Do walnuts help you lose weight? Know the benefits and how to consume
Do Walnuts help you lose weight? Here are the benefits and how to consume
The nut is a dried fruit of the walnut tree (Juglans Regia L), common in Europe and Asia.
Like
the whole group of oilseeds, walnuts are very high in calories, at 620 kcal /
100 g, and only Brazil nuts (643 kcal / 100 g), according to the Brazilian Food
Protocol (2011). It has an average of 60% fat, 14% protein (rich in
arginine, which acts as a vasodilator that protects the cardiovascular system), and 7% dietary fiber (which helps with intestinal health). The lipid composition is characterized by a small number of saturated fats relative to
other oilseeds, as well as polyunsaturated fats (MUFAs, oleic acid) and a very high amount of unsaturated fats - 75% of nut fat comes from this type of fat
that covers omega-3).
It
also has micronutrients such as calcium, magnesium, potassium, copper, zinc,
selenium, and vitamins B1, B3, and B6. It is an excellent source of manganese
and phosphorus, very important minerals in the body. Consumption of the
recommended amount of walnuts per day, which is 4 units, produces a good
percentage of the recommended amount for these micronutrients.
Nuts
also contain several chemical compounds that enhance their antioxidant effect,
improve the inflammatory profile, and act on oxidative stress (such as
inhibiting LDL cholesterol oxidation and certain mechanisms that lead to
certain cancers), such as:
- Tocopherols
(such as alpha- and gamma-tocopherol - Fractions of vitamin E with high
antioxidant activity)
- Polyphenols
(especially non-flavonoid types such as ellagic acid and ellagitannins)
- Melatonin
(we produce a natural source of the hormone, helps with sleep)
- Beta-sitosterol
(a phytosterol with a chemical structure similar to cholesterol that can
block its absorption in the gut and reduce the amount of LDL cholesterol
in the blood).
Although
the protection mechanism of nuts is not yet well known, several epidemiological
studies have shown the positive effects of nut consumption.
In
a 2012 study published in Food & Function, the authors found that walnuts
had a significantly higher polyphenol content than other oilseeds, whether
fresh or roasted. Oilseeds had an average of 3 times more antioxidant
power than pure alpha-tocopherol (vitamin E).
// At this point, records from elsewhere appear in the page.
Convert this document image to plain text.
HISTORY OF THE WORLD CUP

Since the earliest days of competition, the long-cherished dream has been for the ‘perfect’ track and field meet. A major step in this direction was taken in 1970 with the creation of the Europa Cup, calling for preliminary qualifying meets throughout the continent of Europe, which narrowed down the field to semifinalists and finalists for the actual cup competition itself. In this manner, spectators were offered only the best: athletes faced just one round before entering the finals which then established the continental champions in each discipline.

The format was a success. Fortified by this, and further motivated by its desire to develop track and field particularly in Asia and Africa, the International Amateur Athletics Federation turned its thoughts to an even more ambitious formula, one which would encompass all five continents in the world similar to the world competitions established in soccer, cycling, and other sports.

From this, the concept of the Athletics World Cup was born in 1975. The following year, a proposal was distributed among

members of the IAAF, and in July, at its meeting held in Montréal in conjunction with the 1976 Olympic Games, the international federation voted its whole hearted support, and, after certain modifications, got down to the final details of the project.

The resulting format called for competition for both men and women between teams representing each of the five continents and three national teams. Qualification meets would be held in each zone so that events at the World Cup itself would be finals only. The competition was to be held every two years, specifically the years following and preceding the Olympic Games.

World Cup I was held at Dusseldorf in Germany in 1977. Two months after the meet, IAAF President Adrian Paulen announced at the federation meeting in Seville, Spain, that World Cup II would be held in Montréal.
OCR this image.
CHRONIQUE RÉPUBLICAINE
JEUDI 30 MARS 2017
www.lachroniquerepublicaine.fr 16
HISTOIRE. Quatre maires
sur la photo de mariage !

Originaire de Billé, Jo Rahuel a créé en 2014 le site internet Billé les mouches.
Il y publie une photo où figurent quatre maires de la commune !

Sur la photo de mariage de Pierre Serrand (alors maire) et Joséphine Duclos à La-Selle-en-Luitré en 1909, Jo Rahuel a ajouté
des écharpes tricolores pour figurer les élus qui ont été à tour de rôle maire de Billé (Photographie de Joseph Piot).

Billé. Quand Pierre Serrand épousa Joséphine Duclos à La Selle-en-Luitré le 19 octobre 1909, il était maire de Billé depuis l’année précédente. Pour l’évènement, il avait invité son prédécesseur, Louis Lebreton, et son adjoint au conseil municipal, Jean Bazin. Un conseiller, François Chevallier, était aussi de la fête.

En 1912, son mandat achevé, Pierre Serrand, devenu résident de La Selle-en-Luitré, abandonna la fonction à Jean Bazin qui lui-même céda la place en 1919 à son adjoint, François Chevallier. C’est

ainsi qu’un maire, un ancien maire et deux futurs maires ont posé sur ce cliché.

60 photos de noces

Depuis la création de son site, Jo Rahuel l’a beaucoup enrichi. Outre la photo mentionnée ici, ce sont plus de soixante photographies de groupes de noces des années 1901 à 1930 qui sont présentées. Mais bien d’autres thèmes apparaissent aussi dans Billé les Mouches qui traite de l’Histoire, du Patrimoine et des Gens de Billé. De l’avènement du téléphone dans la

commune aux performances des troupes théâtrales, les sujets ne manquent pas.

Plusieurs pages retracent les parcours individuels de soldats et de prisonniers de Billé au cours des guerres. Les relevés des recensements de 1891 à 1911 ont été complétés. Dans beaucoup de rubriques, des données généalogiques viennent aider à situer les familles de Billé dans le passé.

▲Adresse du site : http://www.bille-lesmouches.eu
The variation was 1.9 times
more with cashews and 15 times more with nuts, indicating the antioxidant power
of this food.
Some
studies also mention that the consumption of oilseeds can increase the rate of
metabolism and have a thermogenic effect, which helps in weight loss. In
addition, recent studies show that the consumption of nuts reduces the risk of
advanced neurological diseases such as Alzheimer's disease because they have
neuroprotective components such as vitamin E, melatonin, flavonoids, ellagic
acid, and omega-3, reducing and preventing memory and learning disabilities.
According
to the results of some studies, the daily intake of nuts and other oilseeds is
associated with a lower risk of cancer (breast, prostate, esophagus, stomach,
colon, and rectum) due to the high content of bioactive compounds in the group. Consumption
of oilseeds at least 2 servings per week appear to reduce the risk of cancer.
Although the consumption of nuts has been reported to improve blood pressure and insulin
resistance, there is no evidence to support this statement.
Nuts
are not consumed in the recommended amount, although all the benefits already
observed in the scientific literature would be beneficial. This is due to
the difficulty of daily use of pure walnut due to food monotony. One of
the factors that could help in the proper intake of a nut, as well as other
oilseeds, would be its inclusion in other preparations such as vitamins, hot
and salad cooking, bread, and cakes.
Excessive
consumption of nuts can lead to weight gain due to the high-fat content of this
fruit, as well as an imbalance in the blood fat profile.
The best way to consume walnuts is in fresh form without added salt. The
consumer should be aware when buying oilseeds in general and avoid buying
products to which exposure is due to the risk of contamination due to
manipulation by other people and exposure to the environment - light, heat,
moisture. It is best to buy oilseeds that are already in sealed packages.